Lorsque la plaque traverse la frontière vers environ 660 kilomètres, la ringwoodite se décompose en minéraux du manteau inférieur qui retiennent très peu d’eau. L’excès d’eau forme alors de petites poches de fusion qui ont tendance à s’accumuler ou à remonter, plutôt qu’à être entraînées plus profondément. Seules quelques phases hydratées très stables et riches en aluminium peuvent transporter une quantité limitée d’eau encore plus bas.

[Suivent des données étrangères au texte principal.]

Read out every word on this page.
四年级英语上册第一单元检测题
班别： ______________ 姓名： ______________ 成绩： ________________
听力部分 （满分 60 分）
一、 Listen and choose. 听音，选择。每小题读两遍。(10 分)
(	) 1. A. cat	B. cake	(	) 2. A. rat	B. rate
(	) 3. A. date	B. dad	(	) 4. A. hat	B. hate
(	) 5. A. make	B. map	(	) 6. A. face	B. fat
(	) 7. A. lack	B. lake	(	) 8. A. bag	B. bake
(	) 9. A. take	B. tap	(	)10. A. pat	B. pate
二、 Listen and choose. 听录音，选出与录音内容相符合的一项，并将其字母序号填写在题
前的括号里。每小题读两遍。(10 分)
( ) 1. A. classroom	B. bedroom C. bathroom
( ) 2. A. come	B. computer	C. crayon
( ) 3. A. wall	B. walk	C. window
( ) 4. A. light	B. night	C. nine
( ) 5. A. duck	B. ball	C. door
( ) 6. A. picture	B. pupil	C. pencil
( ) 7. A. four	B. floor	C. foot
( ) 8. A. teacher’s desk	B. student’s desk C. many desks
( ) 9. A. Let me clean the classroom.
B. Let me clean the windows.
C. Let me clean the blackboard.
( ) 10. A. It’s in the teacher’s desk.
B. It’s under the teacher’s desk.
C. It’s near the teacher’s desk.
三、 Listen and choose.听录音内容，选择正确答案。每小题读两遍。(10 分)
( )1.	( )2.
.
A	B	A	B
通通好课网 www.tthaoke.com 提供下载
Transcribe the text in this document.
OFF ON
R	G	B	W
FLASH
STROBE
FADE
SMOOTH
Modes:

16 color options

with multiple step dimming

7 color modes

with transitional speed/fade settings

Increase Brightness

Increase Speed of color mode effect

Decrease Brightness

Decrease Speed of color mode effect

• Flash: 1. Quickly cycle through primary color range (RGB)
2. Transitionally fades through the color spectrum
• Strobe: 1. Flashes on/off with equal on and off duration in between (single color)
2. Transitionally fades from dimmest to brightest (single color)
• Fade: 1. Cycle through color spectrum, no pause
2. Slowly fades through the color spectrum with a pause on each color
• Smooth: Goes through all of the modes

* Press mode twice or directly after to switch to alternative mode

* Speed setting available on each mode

Globalement, l’étude conclut que la zone de transition du manteau agit davantage comme un obstacle que comme une voie d’accès pour le transport profond de l’eau : le wadsleyite et la ringwoodite y piègent la majeure partie de l’eau, et le recyclage à grande échelle de l’eau océanique vers le manteau inférieur est probablement modeste.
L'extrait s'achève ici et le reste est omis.